За год он бился двенадцать раз. Убил пятерых. Окровавил шестерых и лишь раз покинул круг побежденным. Торгул заработал на этом немало тяжелых серебряных гривен и две массивные золотые цепи. Он был явно на седьмом небе от удачного приобретения.
Пришла зима, почти такая же суровая, как и на родной Тверщине, со снегопадами, метелями и холодами. Торгул откочевал поближе к Хвалынскому морю. Встал на одном месте более основательно. В один из дней решил поохотиться на вепря в густых камышах устья Итиля.
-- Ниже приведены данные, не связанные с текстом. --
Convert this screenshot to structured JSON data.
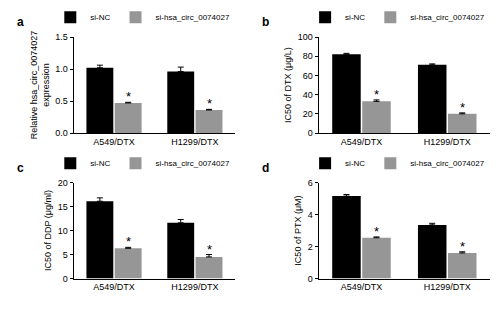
{
  "chart_data": [
    {
      "type": "bar",
      "title": "a",
      "ylabel": "Relative hsa_circ_0074027\nexpression",
      "categories": [
        "A549/DTX",
        "H1299/DTX"
      ],
      "series": [
        {
          "name": "si-NC",
          "color": "#000000",
          "values": [
            1.02,
            0.96
          ],
          "errors": [
            0.04,
            0.07
          ]
        },
        {
          "name": "si-hsa_circ_0074027",
          "color": "#969696",
          "values": [
            0.47,
            0.36
          ],
          "errors": [
            0.01,
            0.01
          ]
        }
      ],
      "ylim": [
        0,
        1.5
      ],
      "yticks": [
        {
          "value": 0,
          "label": "0.0"
        },
        0.5,
        {
          "value": 1,
          "label": "1.0"
        },
        1.5
      ],
      "legend": "top",
      "annotations": [
        {
          "text": "*",
          "category": "A549/DTX",
          "series": "si-hsa_circ_0074027"
        },
        {
          "text": "*",
          "category": "H1299/DTX",
          "series": "si-hsa_circ_0074027"
        }
      ]
    },
    {
      "type": "bar",
      "title": "b",
      "ylabel": "IC50 of DTX (μg/L)",
      "categories": [
        "A549/DTX",
        "H1299/DTX"
      ],
      "series": [
        {
          "name": "si-NC",
          "color": "#000000",
          "values": [
            82,
            71
          ],
          "errors": [
            1,
            1
          ]
        },
        {
          "name": "si-hsa_circ_0074027",
          "color": "#969696",
          "values": [
            33,
            20
          ],
          "errors": [
            1.5,
            1
          ]
        }
      ],
      "ylim": [
        0,
        100
      ],
      "yticks": [
        0,
        20,
        40,
        60,
        80,
        100
      ],
      "legend": "top",
      "annotations": [
        {
          "text": "*",
          "category": "A549/DTX",
          "series": "si-hsa_circ_0074027"
        },
        {
          "text": "*",
          "category": "H1299/DTX",
          "series": "si-hsa_circ_0074027"
        }
      ]
    },
    {
      "type": "bar",
      "title": "c",
      "ylabel": "IC50 of DDP (μg/ml)",
      "categories": [
        "A549/DTX",
        "H1299/DTX"
      ],
      "series": [
        {
          "name": "si-NC",
          "color": "#000000",
          "values": [
            16.1,
            11.6
          ],
          "errors": [
            0.7,
            0.7
          ]
        },
        {
          "name": "si-hsa_circ_0074027",
          "color": "#969696",
          "values": [
            6.3,
            4.5
          ],
          "errors": [
            0.2,
            0.5
          ]
        }
      ],
      "ylim": [
        0,
        20
      ],
      "yticks": [
        0,
        5,
        10,
        15,
        20
      ],
      "legend": "top",
      "annotations": [
        {
          "text": "*",
          "category": "A549/DTX",
          "series": "si-hsa_circ_0074027"
        },
        {
          "text": "*",
          "category": "H1299/DTX",
          "series": "si-hsa_circ_0074027"
        }
      ]
    },
    {
      "type": "bar",
      "title": "d",
      "ylabel": "IC50 of PTX (μM)",
      "categories": [
        "A549/DTX",
        "H1299/DTX"
      ],
      "series": [
        {
          "name": "si-NC",
          "color": "#000000",
          "values": [
            5.15,
            3.35
          ],
          "errors": [
            0.1,
            0.1
          ]
        },
        {
          "name": "si-hsa_circ_0074027",
          "color": "#969696",
          "values": [
            2.55,
            1.6
          ],
          "errors": [
            0.05,
            0.07
          ]
        }
      ],
      "ylim": [
        0,
        6
      ],
      "yticks": [
        0,
        2,
        4,
        6
      ],
      "legend": "top",
      "annotations": [
        {
          "text": "*",
          "category": "A549/DTX",
          "series": "si-hsa_circ_0074027"
        },
        {
          "text": "*",
          "category": "H1299/DTX",
          "series": "si-hsa_circ_0074027"
        }
      ]
    }
  ]
}
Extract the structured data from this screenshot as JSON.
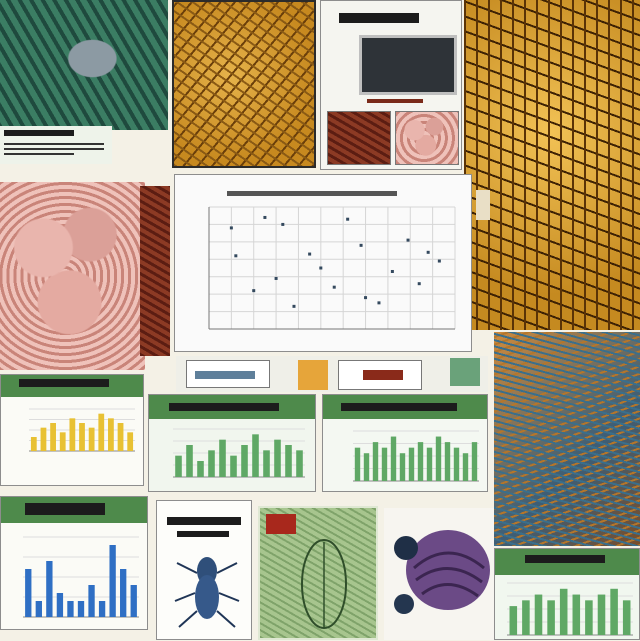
{
  "collage": {
    "tiles": [
      {
        "name": "leaf-specimen-image"
      },
      {
        "name": "amber-specimen-image"
      },
      {
        "name": "monitor-specimen-card"
      },
      {
        "name": "amber-venation-image"
      },
      {
        "name": "brain-tissue-image"
      },
      {
        "name": "scatter-chart-card"
      },
      {
        "name": "thumbnail-strip"
      },
      {
        "name": "bar-chart-card-yellow"
      },
      {
        "name": "bar-chart-card-green"
      },
      {
        "name": "bar-chart-card-green-2"
      },
      {
        "name": "fish-texture-image"
      },
      {
        "name": "bar-chart-card-blue"
      },
      {
        "name": "insect-illustration-card"
      },
      {
        "name": "leaf-drawing-card"
      },
      {
        "name": "purple-shell-image"
      },
      {
        "name": "bar-chart-card-green-3"
      }
    ]
  },
  "colors": {
    "green_header": "#4e8a4b",
    "yellow_bars": "#e8c133",
    "green_bars": "#5fa865",
    "blue_bars": "#2f6fc4",
    "scatter_points": "#34495e"
  },
  "chart_data": [
    {
      "type": "scatter",
      "x": [
        1,
        1.2,
        2,
        2.5,
        3,
        3.3,
        3.8,
        4.5,
        5,
        5.6,
        6.2,
        6.8,
        7,
        7.6,
        8.2,
        8.9,
        9.4,
        9.8,
        10.3
      ],
      "y": [
        5.8,
        4.2,
        2.2,
        6.4,
        2.9,
        6.0,
        1.3,
        4.3,
        3.5,
        2.4,
        6.3,
        4.8,
        1.8,
        1.5,
        3.3,
        5.1,
        2.6,
        4.4,
        3.9
      ]
    },
    {
      "type": "bar",
      "values": [
        3,
        5,
        6,
        4,
        7,
        6,
        5,
        8,
        7,
        6,
        4
      ]
    },
    {
      "type": "bar",
      "values": [
        4,
        6,
        3,
        5,
        7,
        4,
        6,
        8,
        5,
        7,
        6,
        5
      ]
    },
    {
      "type": "bar",
      "values": [
        6,
        5,
        7,
        6,
        8,
        5,
        6,
        7,
        6,
        8,
        7,
        6,
        5,
        7
      ]
    },
    {
      "type": "bar",
      "values": [
        6,
        2,
        7,
        3,
        2,
        2,
        4,
        2,
        9,
        6,
        4
      ]
    },
    {
      "type": "bar",
      "values": [
        5,
        6,
        7,
        6,
        8,
        7,
        6,
        7,
        8,
        6
      ]
    }
  ]
}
Накануне выезда Торгул призвал нескольких нукеров, имевших охотничий опыт и умевших читать сложную книгу звериных следов. Велел разъехаться и отыскать лежки и места кормежек сторожких животных, определить размеры кабаньих семей. Ивану достался южный участок глухой степи.
Безбрежное море камышей тянулось желтой шелестящей полосой на многие сотни метров. Веселыми длинными метелками махал тонкий тростник, шурша на ветру своими узкими листьями. Конь с тихим хрустом пробивал наст, погружаясь в снег по бабки. Боясь порезать ноги скакуна об острые кромки, всадник ехал неспешным шагом.
Да, угодья здесь были иные, нежели в родных лесах! Но дичь во многом та же, и повадки у нее были схожи. Вепри избегали открытых участков степи, но охотно располагались на отдых в сухих низинах, дававших надежное укрытие от волчьих и человеческих глаз. То же относилось и к зайцам, сернам, тарпанам, изрядно расписавшим все окрестности.
Он уже практически нашел все, что интересовало Торгула. Дважды невольно вышугивал семьи черных зверей из зарослей. Матерая свинья всегда летела первой, ведя за собой разнокалиберных подсвинков. Секач прикрывал отход, насупленно взирая на человека, готовый в любой момент дать отпор непрошеному гостю. Длинные загнутые клыки, сильное многопудовое тело – соперник не менее опасный, чем матерый медведь. Иван уже имел возможность в этом убедиться.
Неожиданно в монотонной серости прошлогодней травы мелькнуло нечто необычное. Словно бы алый цветок мака расцвел вопреки законам природы. Исчез, появился, вновь исчез… Иван не сразу догадался, что загадочный цвет становился виден, когда под порывами ветра ковыль волнами пригибается к земле.
Заинтересовавшись, он повернул коня. Мелькнула даже игривая мысль привести Зухре необычный подарок. Но когда осталось проехать еще сажен двадцать, Иван тотчас забыл и о шаловливой любовнице, и о предстоящей охоте вообще.
Крупная серна вскочила с лежки и порывисто бросилась прочь. А в правой ягодице ее торчала стрела, и алое оперение моталось из стороны в сторону, словно факел в руке дозорного сигнальщика, сообщающего с холма товарищам о близкой опасности. Слишком многое было связано с подобными стрелами в жизни Ивана, чтобы не вздрогнуть и не закусить в волнении губу.